All those kindergartners cannot serve as president, although we’ve had some presidents who act like kindergartners (you pick the president you’d like to reference here). We give lazy advice to young people stepping out into life—most of us simply cannot be whatever we want to be. I planned a professional baseball career as a kid, and I’m still waiting for the St. Louis Cardinals to call.
Paul’s advice to the church members in Rome runs counter to most graduation speeches: Do not think of yourselves more highly than you ought, but rather think of yourself with sober judgement, in accordance with the faith God has distributed to each of you.
Later Paul describes the church as a body, with each member possessing different gifts for use in serving the community.
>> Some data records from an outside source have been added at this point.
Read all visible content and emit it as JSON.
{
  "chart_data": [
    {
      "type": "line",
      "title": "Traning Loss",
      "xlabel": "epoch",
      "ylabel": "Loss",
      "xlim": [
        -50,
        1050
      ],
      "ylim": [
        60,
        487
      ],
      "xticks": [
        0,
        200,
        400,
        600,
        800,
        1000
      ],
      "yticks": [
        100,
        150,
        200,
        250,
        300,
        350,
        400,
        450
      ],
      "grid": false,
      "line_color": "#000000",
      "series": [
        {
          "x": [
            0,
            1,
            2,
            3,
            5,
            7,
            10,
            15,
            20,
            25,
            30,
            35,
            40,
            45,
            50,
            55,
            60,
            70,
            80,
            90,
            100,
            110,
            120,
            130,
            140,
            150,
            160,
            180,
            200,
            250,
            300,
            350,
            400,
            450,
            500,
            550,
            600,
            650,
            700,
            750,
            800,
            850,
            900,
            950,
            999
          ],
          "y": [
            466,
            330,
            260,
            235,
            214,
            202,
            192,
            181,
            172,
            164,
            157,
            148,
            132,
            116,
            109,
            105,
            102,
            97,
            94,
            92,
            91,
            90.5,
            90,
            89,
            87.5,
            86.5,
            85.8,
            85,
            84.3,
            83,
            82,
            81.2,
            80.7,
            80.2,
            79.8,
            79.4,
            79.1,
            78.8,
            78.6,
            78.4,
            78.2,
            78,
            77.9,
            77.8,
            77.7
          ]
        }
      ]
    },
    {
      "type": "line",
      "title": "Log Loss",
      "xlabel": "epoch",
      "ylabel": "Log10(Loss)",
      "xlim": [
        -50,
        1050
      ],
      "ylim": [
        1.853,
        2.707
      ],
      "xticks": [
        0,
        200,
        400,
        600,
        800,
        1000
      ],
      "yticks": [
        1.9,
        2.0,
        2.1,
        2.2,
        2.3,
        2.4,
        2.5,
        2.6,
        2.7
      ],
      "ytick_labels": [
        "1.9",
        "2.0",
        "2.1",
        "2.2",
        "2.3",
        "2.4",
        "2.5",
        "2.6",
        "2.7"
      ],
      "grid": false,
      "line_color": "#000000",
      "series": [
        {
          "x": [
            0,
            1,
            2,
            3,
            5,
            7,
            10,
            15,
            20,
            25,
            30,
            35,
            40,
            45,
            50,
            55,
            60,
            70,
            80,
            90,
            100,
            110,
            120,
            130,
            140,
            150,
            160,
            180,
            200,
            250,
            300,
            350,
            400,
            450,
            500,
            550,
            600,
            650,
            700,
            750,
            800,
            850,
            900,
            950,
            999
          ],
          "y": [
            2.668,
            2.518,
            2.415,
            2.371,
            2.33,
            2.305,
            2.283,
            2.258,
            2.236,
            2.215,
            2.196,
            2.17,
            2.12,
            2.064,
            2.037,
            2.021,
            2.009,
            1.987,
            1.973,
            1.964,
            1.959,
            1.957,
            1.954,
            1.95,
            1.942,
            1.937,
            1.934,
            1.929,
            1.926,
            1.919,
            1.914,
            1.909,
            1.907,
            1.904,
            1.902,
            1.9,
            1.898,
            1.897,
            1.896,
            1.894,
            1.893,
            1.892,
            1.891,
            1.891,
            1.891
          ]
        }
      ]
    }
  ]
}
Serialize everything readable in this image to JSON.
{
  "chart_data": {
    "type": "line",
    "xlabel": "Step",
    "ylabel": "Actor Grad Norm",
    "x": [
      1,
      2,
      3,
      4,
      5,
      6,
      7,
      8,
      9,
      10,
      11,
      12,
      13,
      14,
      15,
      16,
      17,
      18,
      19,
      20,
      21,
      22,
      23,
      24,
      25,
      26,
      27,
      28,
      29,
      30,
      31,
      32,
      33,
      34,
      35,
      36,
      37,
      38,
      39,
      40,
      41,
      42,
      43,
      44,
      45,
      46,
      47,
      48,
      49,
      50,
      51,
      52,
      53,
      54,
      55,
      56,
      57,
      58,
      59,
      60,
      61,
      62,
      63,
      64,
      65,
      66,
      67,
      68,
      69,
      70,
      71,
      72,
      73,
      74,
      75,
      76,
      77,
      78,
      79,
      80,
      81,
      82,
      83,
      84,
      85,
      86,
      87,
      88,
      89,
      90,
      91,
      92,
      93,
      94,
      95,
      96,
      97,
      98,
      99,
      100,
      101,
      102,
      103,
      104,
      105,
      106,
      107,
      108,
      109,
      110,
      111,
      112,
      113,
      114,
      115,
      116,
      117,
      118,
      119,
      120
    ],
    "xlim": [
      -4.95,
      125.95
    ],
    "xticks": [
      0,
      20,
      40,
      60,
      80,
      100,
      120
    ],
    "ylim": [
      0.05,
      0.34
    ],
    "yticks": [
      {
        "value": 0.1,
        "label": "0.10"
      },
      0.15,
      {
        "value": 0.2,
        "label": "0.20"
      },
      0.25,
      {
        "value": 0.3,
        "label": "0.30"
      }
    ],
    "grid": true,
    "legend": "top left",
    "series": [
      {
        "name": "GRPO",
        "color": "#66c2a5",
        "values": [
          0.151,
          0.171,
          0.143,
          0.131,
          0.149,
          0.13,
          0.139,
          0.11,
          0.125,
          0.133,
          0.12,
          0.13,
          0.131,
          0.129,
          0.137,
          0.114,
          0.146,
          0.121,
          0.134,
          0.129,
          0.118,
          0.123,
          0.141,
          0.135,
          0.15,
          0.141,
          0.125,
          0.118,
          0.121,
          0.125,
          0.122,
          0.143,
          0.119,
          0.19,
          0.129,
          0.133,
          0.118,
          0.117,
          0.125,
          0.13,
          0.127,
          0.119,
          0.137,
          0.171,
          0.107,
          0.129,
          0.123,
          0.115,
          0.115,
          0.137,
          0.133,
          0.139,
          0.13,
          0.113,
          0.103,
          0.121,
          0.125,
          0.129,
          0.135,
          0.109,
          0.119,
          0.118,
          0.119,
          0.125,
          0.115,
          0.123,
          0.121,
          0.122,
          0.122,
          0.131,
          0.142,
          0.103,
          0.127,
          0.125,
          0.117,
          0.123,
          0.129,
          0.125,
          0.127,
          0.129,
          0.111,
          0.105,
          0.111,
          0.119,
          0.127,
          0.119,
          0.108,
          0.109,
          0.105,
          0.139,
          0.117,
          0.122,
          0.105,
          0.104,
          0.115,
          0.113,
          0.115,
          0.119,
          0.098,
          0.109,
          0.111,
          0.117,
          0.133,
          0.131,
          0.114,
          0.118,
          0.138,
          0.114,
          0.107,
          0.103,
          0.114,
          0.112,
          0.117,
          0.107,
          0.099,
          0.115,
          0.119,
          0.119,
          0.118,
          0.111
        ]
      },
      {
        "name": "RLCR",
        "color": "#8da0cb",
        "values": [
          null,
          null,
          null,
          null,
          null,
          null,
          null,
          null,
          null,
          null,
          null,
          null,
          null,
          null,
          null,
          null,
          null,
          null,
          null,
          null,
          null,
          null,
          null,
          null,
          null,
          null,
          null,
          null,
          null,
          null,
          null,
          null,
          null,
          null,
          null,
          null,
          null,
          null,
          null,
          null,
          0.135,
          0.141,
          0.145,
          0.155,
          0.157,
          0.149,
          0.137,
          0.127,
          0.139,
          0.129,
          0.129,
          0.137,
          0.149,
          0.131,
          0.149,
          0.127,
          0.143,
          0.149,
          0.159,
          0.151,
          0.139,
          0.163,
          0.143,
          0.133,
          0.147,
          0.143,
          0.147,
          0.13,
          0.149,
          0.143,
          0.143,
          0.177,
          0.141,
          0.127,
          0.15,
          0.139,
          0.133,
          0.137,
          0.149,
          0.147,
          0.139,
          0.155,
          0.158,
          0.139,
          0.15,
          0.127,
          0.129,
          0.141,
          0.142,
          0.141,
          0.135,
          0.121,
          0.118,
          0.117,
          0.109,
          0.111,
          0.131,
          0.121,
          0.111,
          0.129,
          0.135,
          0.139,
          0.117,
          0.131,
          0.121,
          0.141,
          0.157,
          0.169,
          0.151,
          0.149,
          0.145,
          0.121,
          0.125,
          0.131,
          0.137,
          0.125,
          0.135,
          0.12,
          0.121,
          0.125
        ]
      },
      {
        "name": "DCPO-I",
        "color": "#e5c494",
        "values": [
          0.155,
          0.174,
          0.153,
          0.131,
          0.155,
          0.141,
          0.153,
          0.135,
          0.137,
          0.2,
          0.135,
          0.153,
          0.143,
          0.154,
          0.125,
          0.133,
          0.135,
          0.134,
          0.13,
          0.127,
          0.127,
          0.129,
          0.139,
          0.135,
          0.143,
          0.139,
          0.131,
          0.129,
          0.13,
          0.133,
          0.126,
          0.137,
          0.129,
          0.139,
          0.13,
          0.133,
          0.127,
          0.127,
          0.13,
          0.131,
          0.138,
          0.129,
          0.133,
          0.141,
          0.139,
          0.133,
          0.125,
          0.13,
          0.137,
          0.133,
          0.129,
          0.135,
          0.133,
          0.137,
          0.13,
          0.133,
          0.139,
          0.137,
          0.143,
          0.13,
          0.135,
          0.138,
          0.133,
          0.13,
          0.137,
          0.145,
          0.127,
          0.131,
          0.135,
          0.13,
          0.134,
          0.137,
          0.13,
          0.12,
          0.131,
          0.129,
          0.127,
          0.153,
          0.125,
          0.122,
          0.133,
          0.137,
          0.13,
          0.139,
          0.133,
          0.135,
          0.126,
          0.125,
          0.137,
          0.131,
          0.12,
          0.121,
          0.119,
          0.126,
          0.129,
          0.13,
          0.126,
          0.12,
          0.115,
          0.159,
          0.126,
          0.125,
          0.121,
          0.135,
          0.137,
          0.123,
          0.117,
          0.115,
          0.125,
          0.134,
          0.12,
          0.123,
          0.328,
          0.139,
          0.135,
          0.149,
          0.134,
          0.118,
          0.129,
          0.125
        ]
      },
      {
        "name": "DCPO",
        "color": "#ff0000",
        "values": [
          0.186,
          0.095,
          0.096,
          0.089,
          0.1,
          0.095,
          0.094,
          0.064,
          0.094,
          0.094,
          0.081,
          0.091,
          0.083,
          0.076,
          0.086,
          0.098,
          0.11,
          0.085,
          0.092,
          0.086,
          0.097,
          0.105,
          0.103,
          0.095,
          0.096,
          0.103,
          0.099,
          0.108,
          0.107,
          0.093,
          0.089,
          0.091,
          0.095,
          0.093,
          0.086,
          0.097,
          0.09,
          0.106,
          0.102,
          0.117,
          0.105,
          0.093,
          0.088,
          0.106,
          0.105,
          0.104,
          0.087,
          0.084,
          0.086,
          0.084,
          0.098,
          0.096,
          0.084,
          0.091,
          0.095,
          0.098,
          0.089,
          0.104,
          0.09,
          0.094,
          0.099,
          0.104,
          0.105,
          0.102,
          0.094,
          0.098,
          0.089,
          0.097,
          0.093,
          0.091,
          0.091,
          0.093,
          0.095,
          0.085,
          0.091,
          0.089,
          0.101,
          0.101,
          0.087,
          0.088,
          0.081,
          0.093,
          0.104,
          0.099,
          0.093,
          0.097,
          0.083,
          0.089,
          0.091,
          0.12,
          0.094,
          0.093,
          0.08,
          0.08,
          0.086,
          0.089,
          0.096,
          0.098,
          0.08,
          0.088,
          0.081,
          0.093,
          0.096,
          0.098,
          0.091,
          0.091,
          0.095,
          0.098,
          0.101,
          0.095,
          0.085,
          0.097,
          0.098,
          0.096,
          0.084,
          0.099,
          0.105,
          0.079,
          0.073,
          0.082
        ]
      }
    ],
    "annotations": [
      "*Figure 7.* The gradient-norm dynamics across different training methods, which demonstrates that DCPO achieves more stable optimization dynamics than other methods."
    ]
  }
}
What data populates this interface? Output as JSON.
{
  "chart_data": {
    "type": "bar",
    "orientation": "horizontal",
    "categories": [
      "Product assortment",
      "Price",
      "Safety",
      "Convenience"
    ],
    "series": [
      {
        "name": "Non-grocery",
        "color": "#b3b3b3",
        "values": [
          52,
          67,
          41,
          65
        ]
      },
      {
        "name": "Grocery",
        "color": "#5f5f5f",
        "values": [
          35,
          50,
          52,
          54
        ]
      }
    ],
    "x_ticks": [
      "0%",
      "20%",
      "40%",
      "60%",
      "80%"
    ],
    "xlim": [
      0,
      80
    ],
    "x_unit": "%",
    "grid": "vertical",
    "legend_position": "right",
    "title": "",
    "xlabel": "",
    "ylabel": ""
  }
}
I must look hard and determine my role in that body. No matter how mundane, my gift counts as important. All of us contribute to the health of those around us.
Sober judgement—not necessarily a highly promoted value in our world of entertainment and fluff and social media mobs. But sober judgement takes you farther than any go get-em speech from a celebrity. Dig out the gifts the Lord created within you, and use those gifts to build a life way better than we all hoped for when sitting in those hard graduation chairs.